DE LOS ASTROS AL BOLSILLO
En la prehistoria no había necesidad de medir el paso del tiempo de una manera especialmente minuciosa. A los cazadores-recolectores les bastaba con estar preparados de cara a ciclos que, según observaron, se repetían en términos que hoy llamaríamos anuales. Habían comprobado que cada equis tiempo aparecían señales celestes y climáticas que anunciaban hitos importantes para su subsistencia. Por ejemplo, la llegada del frío y las nevadas, la fructificación de las plantas silvestres o las temporadas de apareamiento y cría de los animales salvajes.

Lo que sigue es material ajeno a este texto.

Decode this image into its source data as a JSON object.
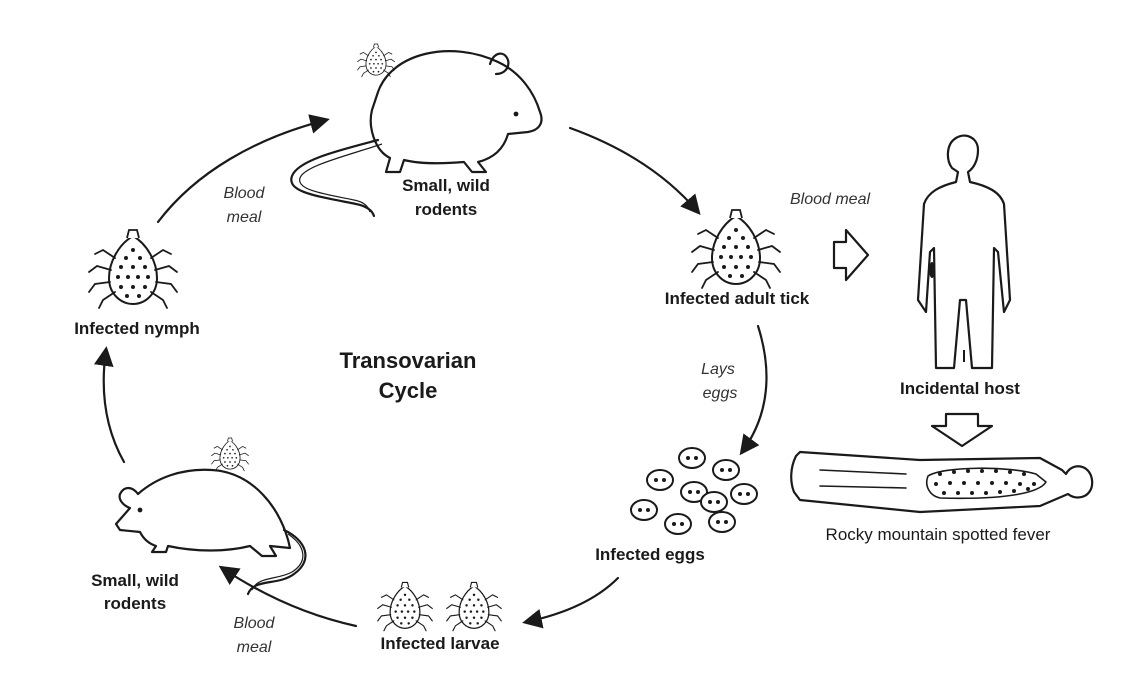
{
  "diagram": {
    "center_title": [
      "Transovarian",
      "Cycle"
    ],
    "nodes": {
      "rodents_top": [
        "Small, wild",
        "rodents"
      ],
      "adult_tick": "Infected adult tick",
      "incidental_host": "Incidental host",
      "disease": "Rocky mountain spotted fever",
      "eggs": "Infected eggs",
      "larvae": "Infected larvae",
      "rodents_bottom": [
        "Small, wild",
        "rodents"
      ],
      "nymph": "Infected nymph"
    },
    "edge_labels": {
      "nymph_to_rodent": [
        "Blood",
        "meal"
      ],
      "tick_to_host": "Blood meal",
      "tick_to_eggs": [
        "Lays",
        "eggs"
      ],
      "larvae_to_rodent": [
        "Blood",
        "meal"
      ]
    }
  }
}
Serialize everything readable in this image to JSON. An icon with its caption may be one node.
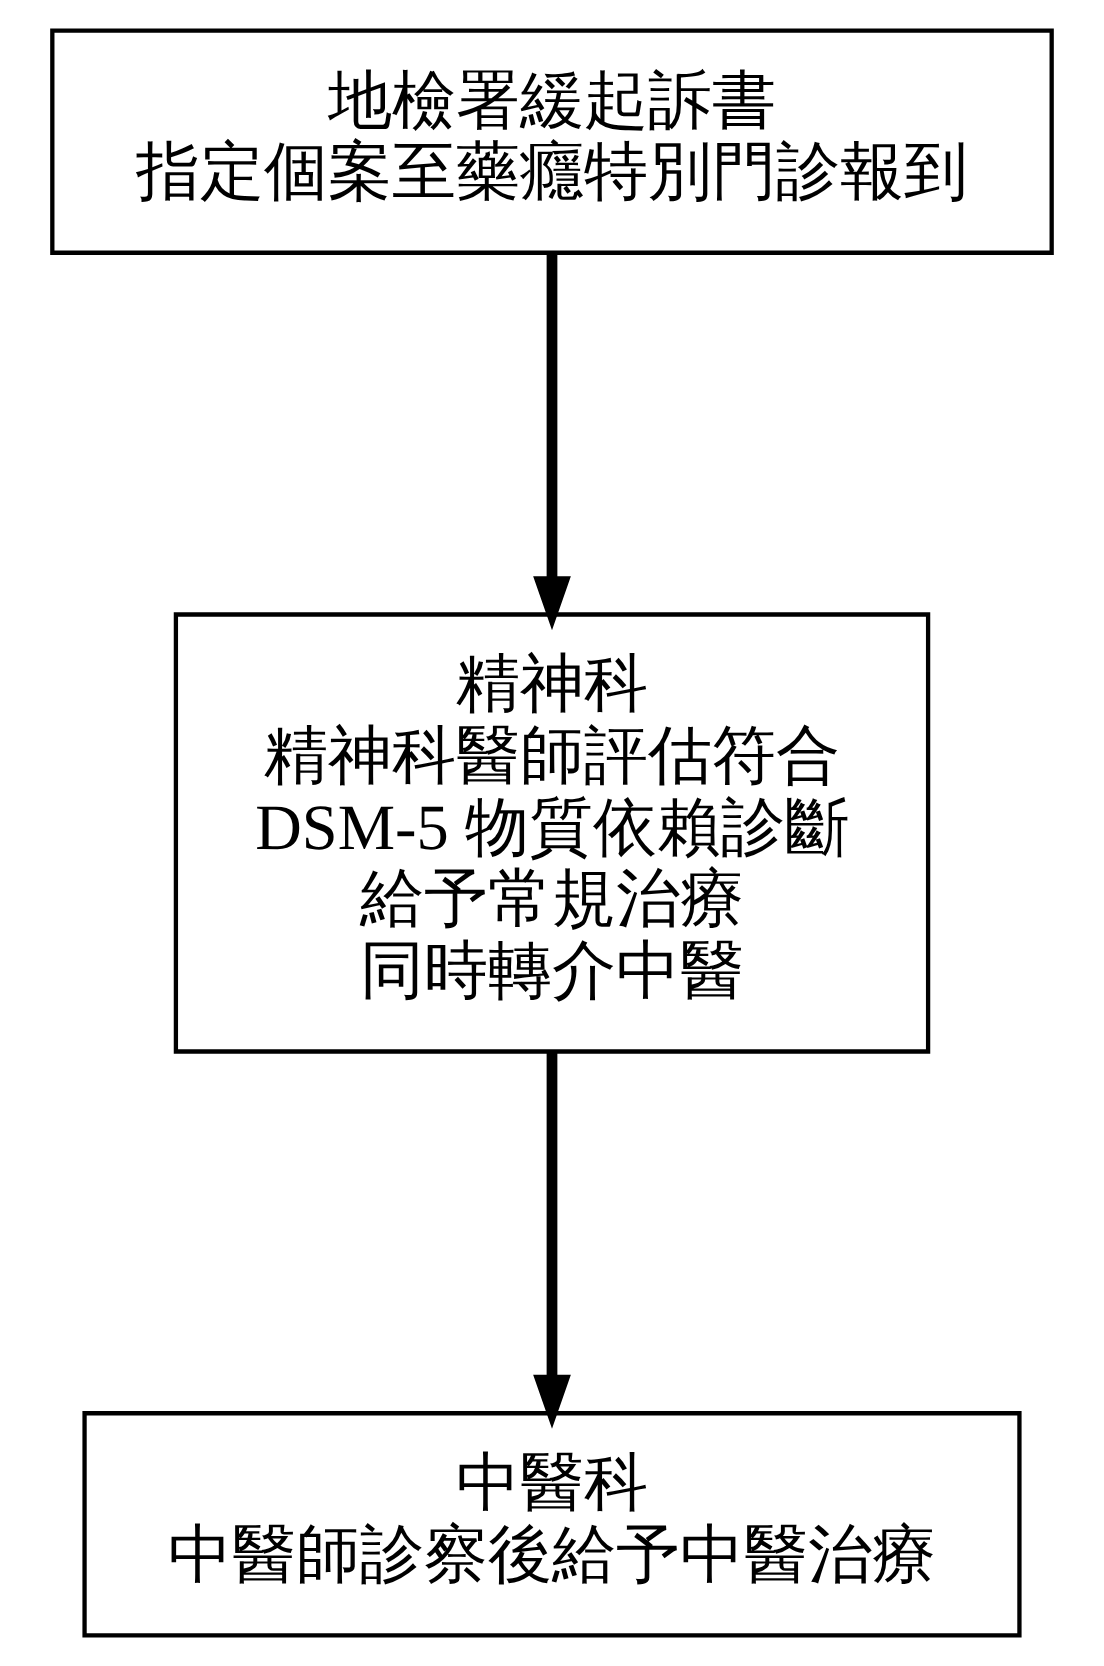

De ahí que, hace unos treinta milenios, a los creadores de los primeros calendarios les bastara con indicar apenas los cambios lunares y estacionales, según el gemólogo y especialista en horología histórica Eric Bruton. Marcaban estos fenómenos con los elementos a mano, fuesen piedras, palos, huesos o conchas marinas. Hasta que, en torno al año 10.000 a. C., una transformación profunda hizo dar un paso de auténtico gigante a este rudimentario cómputo cronológico.
Hablamos de la revolución agropecuaria, que llevó a mudar por completo el estilo de vida. Ya no hacía falta desplazarse en busca de bayas o presas. Un mismo territorio, bien trabajado y pastoreado, podía producir alimento una y otra vez.